Entrepreneurs, as a species, are inherently adaptable. I’ve seen some very creative ways entrepreneurs have addressed this issue.
For married or partnered entrepreneurs, having their significant other help in the business is a traditional way of keeping costs down. Traditionally, that meant the entrepreneur and his/her spouse both joined the business as low-cost laborers to keep costs down. Increasingly, it means the spouse maneuvers him/herself into a job with health benefits that can cover the family. I’ve seen spouses make health insurance for their family a negotiating point at salary negotiation time in order to help get their partner’s business off the ground.
One largely unintended benefit of new federal healthcare rules is it helps young entrepreneurs under 26. Under the law, insurers are required to cover “kids” living at home under age 26 on their parents’ plans. For younger entrepreneurs, this allows access to health insurance for little to no additional cost to the business.
For everyone else, the economic reality of insurance costs means a much longer startup and ramping phase. The entrepreneur works on the business part time and on weekends, keeping his/her existing job at a big, steady company primarily for its health benefits. This is the most common way of addressing the issue I observed over the last few years of our UW Bothell program. While being an entrepreneur is all about taking calculated risks, many entrepreneurs— especially those with families—were not going to risk losing affordable health insurance. They often chose to keep the full-time job with benefits, even if they knew that meant it would slow down their startup’s growth curve.
There are many barriers to becoming an entrepreneur. There are even more barriers between a business launch and a successful business. I find it distressing the high cost of healthcare is increasingly a major component of both barriers.

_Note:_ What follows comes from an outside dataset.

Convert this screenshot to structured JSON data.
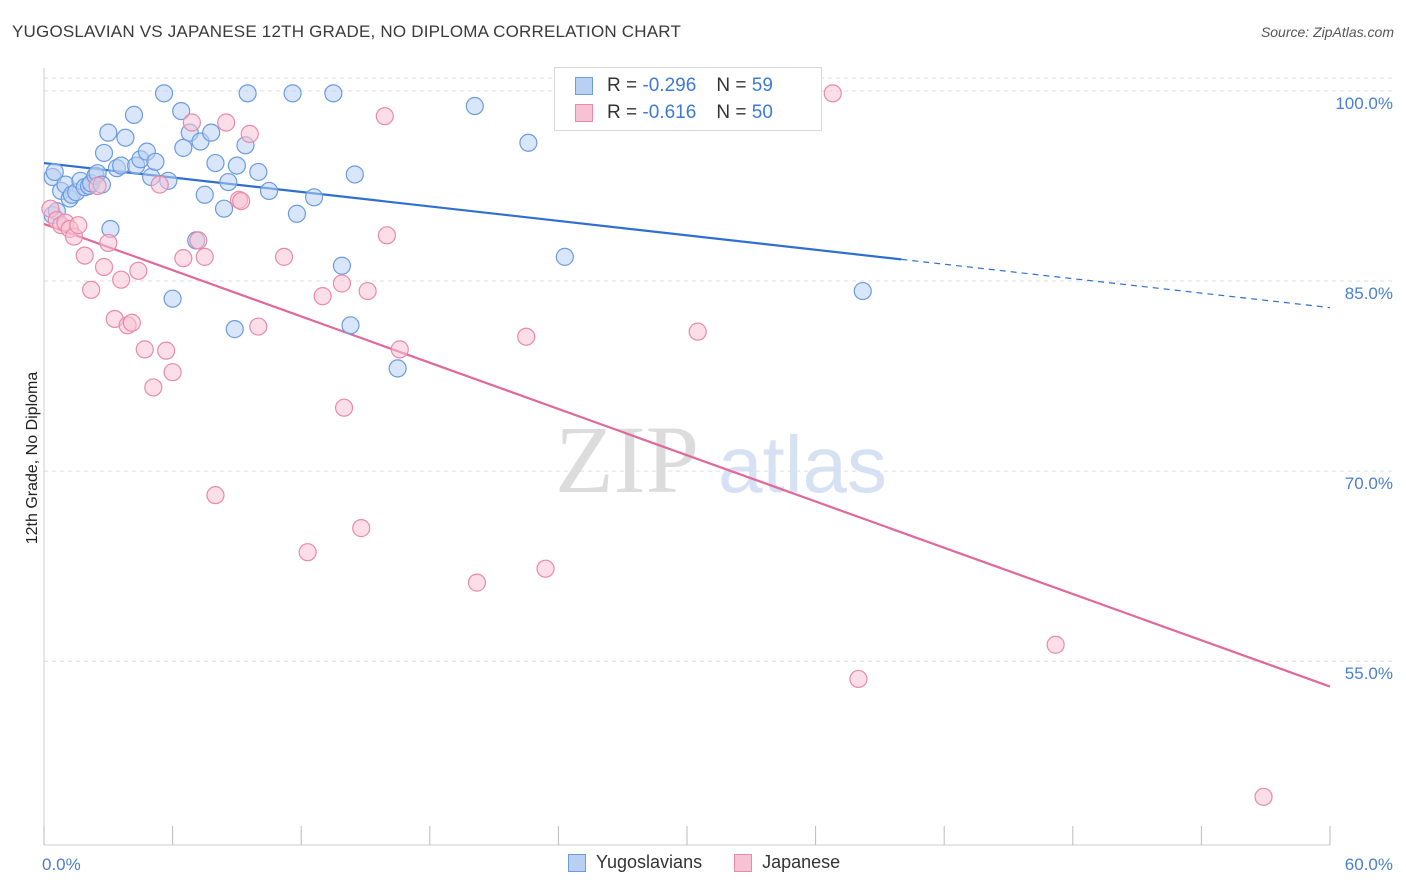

The last 20 years of economic activity have proven to me beyond a shadow of a doubt that America works best the more startups we have. The 1990’s experiences with a startup economy brought us full employment and budget surpluses. The 2000’s focus on large businesses brought us to the brink of a second Great Depression and huge budget deficits. I’m not sure two decades could be any more instructive as to the importance of small businesses to America.
We have to figure out a way to make it easier for entrepreneurs. Smart states will create very large risk pools and “encourage” everyone to make use of them since larger risk pools can mean lower insurance costs. States with compatible tax structures can offer insurance deduction help for startups or small businesses along the lines of those in the new federal healthcare law. We need to extend the precious few concepts that made it into the federal law that help bend the cost curve, some of which can be done on the state level.
It doesn’t need to be a government-based solution. Trade groups often offer insurance plans, though my personal experience with them is they tend to be more expensive than individual plans through Regence. What might be more useful from trade groups is a much broader variety of plans combined with financial and tax advice so smaller businesses and particularly startups can lessen their healthcare cost burden.
Maybe the most potent solution comes from the natural willingness of entrepreneurs to share their good ideas with other entrepreneurs. If you’ve found a clever way of reducing healthcare costs for your business/startup, consider sharing it in the comment section. With the collective wisdom of Xconomy readers, we might be able to save each other a fair bit of cash.
We’ve got to do something or healthcare costs will make the entrepreneur who jumps with both feet into a new startup an endangered species.